暑い夏は外気の熱が入り込まないように、寒い冬は室内の暖かい空気を外へ逃がさないように、1年を通じて快適に暮らせる家づくりの工夫として「断熱」が注目されています。
ポイントは、快適さだけでなく省エネや冷暖房費の節約にも効果があること。でもそれだけではありません。住み手にとってのメリットは他にもいろいろ。キーワードは「健康」です。
窓や壁がじっとり濡れる「結露」は家の大敵。目に見えない壁の内部で発生する「内部結露」も含めて、万全な対策が必要になります。吸湿性が高くて結露しにくい「セルロースファイバー」「軽量軟質木質繊維ボード」などの断熱材を用いたり、断熱材の室内側に「防湿フィルム」を貼ったり…といったことが結露対策になり、安心して長く暮らせる住まいづくりにつながります。
断熱効果を高める高気密な構造は、防音性能にも優れています。したがって表通りを通行する車の音や近所の工事の物音など、家の外の気になる音を一定の水準以下に抑えることが可能。また建物の内壁や天井に吸音性に優れた断熱材を用いると、隣の部屋や上階からのテレビや掃除機の音が和らげられ、家族が互いに気分よく生活できる空間づくりに役立ちます。
大切な家が不意の火災に見舞われた時でも、断熱材に防火性に優れた「グラスウール」や「ロックウール」などの鉱物系断熱材や、耐熱性能の高い「硬質ウレタンフォーム」などの発砲プラスチック系断熱材が使われていれば、ご近所への影響を極力おさえることができます。また近隣での火災による類焼被害の対策としても効果的。減災というポイントも断熱のメリットの1つと言えます。

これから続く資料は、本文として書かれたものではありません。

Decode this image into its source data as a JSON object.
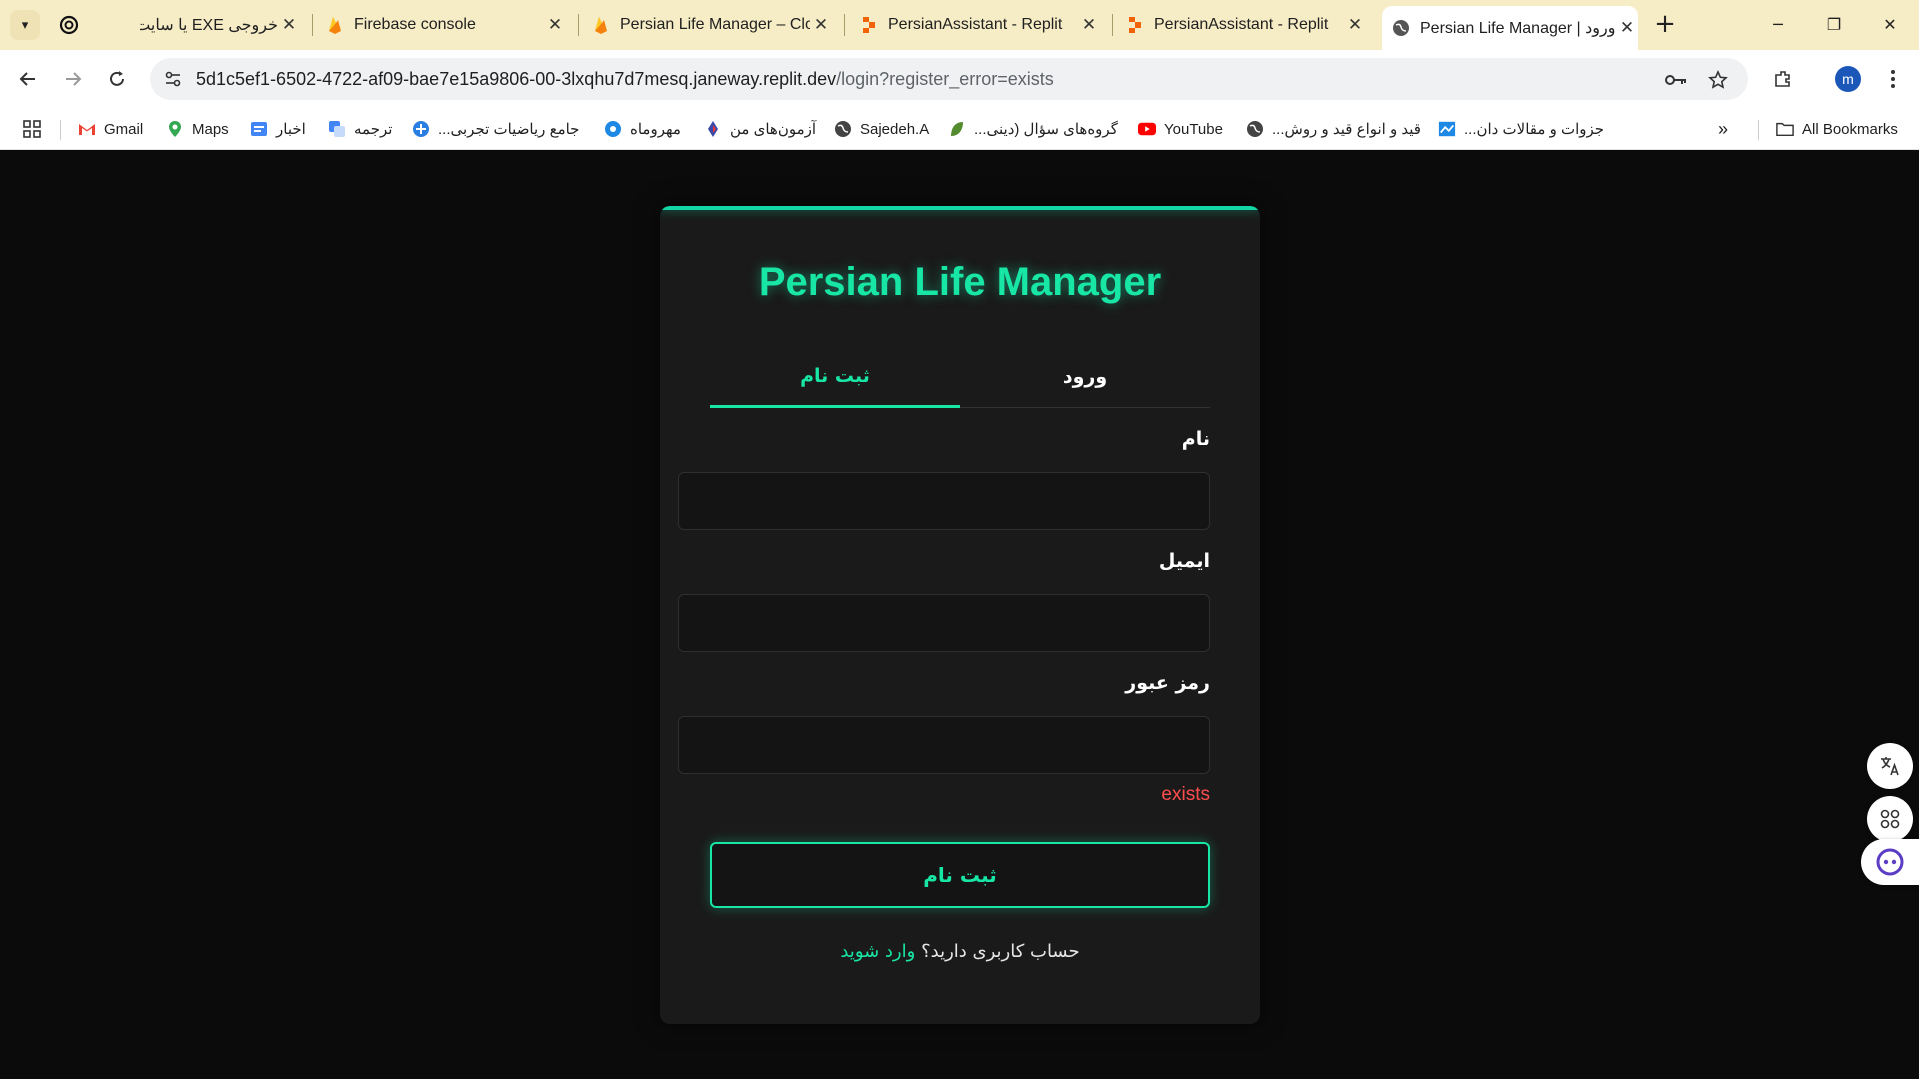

とりわけ寒い季節、部屋を移動する時の突然の温度差によって血管が収縮し、脳卒中や脳梗塞を引き起こす原因の1つといわれるヒートショック。断熱性能に優れた家は部屋ごとの温度にムラがなく家全体が寒くなりにくいので、ヒートショックを防ぎ、家族の健康を守ることができます。
ヒートショックが住み手の健康に重大な影響を及ぼし、結露の発生によるカビやダニの繁殖は「シックハウス症候群」の原因にもなります。これらの解決に役立つ「断熱」は、これからますます注目されるでしょう。新しい住まいを考える時、いろいろな「健康」に着目していくと、「住まいの断熱」の大切さについて違った視点で見ることができるかもしれませんね。